Namun, produksi daging dalam negeri belum mampu memenuhi kebutuhan karena
populasi dan tingkat produktivitas ternak
rendah. Rendahnya populasi sapi potong antara lain disebabkan sebagian besar ternak dipelihara
oleh peternak berskala kecil dengan lahan dan modal terbatas
(Suryana dalam Rosida,
2009).
Sentra sapi potong
terdapat di Jawa Timur, Jawa Tengah, Naggroe Aceh Darussalam (NAD), Bali, Nusa
Tenggara Timur, Sumatera Selatan, dan Sulawesi Selatan.
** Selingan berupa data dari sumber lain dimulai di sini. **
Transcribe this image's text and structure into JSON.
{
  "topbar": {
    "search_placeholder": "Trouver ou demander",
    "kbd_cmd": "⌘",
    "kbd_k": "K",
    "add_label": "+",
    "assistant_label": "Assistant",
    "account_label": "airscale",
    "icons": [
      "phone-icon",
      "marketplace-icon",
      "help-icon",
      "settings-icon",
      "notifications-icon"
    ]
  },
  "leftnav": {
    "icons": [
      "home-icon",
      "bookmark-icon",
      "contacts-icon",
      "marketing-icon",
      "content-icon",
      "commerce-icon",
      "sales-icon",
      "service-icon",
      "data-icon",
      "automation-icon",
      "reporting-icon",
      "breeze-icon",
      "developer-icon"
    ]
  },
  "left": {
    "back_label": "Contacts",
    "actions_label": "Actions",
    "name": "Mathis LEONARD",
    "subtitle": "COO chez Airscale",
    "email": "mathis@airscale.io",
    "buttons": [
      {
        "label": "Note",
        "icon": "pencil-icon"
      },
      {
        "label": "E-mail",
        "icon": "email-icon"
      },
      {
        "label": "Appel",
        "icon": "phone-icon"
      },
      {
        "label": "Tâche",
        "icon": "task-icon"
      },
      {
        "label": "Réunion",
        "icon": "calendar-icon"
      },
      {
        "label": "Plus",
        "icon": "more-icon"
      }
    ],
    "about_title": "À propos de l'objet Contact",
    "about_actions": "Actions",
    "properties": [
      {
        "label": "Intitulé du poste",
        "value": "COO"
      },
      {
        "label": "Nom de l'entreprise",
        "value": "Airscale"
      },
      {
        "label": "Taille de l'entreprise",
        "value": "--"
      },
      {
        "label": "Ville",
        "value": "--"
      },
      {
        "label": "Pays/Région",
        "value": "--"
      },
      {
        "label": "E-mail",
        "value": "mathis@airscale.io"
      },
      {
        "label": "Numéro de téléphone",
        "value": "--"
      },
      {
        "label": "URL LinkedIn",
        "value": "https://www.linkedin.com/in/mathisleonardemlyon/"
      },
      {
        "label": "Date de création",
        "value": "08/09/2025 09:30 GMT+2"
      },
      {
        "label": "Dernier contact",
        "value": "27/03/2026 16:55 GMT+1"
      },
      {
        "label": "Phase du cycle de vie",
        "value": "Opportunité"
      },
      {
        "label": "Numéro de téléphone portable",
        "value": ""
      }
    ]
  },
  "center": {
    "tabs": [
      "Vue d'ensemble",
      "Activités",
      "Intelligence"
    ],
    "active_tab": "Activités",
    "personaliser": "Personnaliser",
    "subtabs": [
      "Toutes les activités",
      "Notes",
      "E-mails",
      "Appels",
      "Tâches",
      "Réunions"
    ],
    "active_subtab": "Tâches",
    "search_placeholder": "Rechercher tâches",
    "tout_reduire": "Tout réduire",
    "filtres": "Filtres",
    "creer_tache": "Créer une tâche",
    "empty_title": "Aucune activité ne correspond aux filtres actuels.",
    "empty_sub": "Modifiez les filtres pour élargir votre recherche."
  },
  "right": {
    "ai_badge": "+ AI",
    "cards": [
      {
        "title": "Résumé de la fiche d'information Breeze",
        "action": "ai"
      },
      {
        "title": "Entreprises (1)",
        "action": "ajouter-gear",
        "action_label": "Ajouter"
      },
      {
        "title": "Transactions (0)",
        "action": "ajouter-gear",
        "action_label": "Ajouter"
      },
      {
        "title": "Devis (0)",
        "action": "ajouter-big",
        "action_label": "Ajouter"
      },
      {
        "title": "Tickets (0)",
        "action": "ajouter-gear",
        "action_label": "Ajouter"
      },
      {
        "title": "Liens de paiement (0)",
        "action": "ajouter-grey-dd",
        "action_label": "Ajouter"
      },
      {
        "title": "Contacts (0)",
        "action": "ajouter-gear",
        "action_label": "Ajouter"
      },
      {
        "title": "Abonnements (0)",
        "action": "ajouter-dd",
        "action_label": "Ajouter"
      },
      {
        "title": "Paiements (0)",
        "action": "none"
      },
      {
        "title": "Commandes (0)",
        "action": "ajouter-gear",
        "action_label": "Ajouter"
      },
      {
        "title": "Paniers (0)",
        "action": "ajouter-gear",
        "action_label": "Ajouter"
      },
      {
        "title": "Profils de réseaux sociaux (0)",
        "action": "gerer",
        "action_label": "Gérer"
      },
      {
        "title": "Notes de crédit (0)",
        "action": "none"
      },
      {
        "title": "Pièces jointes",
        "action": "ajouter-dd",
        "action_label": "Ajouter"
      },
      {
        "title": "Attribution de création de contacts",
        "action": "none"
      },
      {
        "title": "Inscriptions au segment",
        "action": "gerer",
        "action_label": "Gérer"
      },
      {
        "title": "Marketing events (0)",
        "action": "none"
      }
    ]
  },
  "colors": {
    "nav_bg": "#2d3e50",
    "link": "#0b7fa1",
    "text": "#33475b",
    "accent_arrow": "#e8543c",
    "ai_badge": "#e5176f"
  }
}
Pola usaha sebagian
besar adalah perbibitan atau pembesaran anak, dan hanya sebagian kecil peternak
yang mengkhususkan usahanya pada penggemukan ternak, pola usaha perbibitan
secara ekonomis kurang menguntungkan, namun usaha tersebut masih tetap
berkembang. Secara intensif banyak
dilakukan petani-peternak di Jawa, Madura, dan Bali. Pada pemeliharaan
ekstensif, ternak dipelihara di padang pengembalaan dengan pola pertania
menetap atau di hutan. Pola tersebut
banyak dilakukan peternak Nusa Tenggara Timur, Kalimantan, Dan Sulawesi. Dari
kedua cara pemeliharaan tersebut,
sebagaian besar merupakan usaha rakyat dengan ciri skala usaha rumah tangga dan
kepemilikan ternak sedikit, menggunakan teknologi sederhana, bersifat padat karya, dan berbasis azas
organisasi kekeluargaan (Surya dalam
Sugeng 2006).
Sumber daya peternakan,
khususnya sapi potong merupakan salah satu sumber daya alam yang dapat
diperbaharui (renewable) dan berpotensi untuk dikembangkan guna meningkatkan
dinamika ekonomi n. menurut Suryana dalam Mersyah (2005), ada beberapa
pertimbangan perlunya mengembangkan usaha ternak sapi potong, yaitu :
1) Budi daya sapi potong relkatif
tidak tergantung pada ketersediaan lahan dan tenaga kerja yang berkualitas
tinggi,
2)
Memiliki kelenturan bisnis dan
teknologi yang luas dan luwes
3)
Produks sapi potong memiliki
elastisitas terhadap perubahan
pendapatan yantg tinggi
4)
Dapat membuka lapangan
pekerjaan.
Program pengembangan agribisnis diarahkan untuk
memfasilitasi kegiatan yang beriorentasi agribisnis dan memperluas kegiatan
ekonomi produktif petani, serta meningkatkan efesiensi dan daya saing. Upaya
peningkatan daya saing usaha ternak sapi potong rakyat secara teknis dapat
dilakukan dengan meningkatkan produktivitas sehingga produknya dapat dijual
pada tingkat harga yang cukup murah
tanpa mengurangi keuntungan peternak. Dalam pengembangan sapi potong, pemerintah menempuh dua
kebijakan, yaitu ekstensifikasi menitikberatkan pada peningkatan populasi
ternak yang didukung oleh pengadaan dan peningkatan mutu bibit, penanggulangan
penyakit, perbaikan reproduksi dilakukan dengan IB dengan penyapihan dini
bebet, penyuluhan dapat pembinahan usaha, bantuan perkreditan, pengadaan dan
peningkatan mutu pakan genetik (intensifikasi), dan pemasaran, dan mutu genetik
(Suryana dalam Kuswaryan, dkk, 2003).
Agar pengembangan sapi potong yang berkelanjutan
(Suryana dalam Winarso, dkk, 2007) mengemukakan beberapa saran sebagai berikut :
1) Perlunya perlindungan dari pemerintah daerah terhadap
wilayah-wilayah kantong ternak, terutama dukungan tentang kebijakan tetang tata
ruang ternak serta pengawasan terhadap ahli fungsi lahan pertanian yang
berfungsi sebagai penyangga budi daya ternak.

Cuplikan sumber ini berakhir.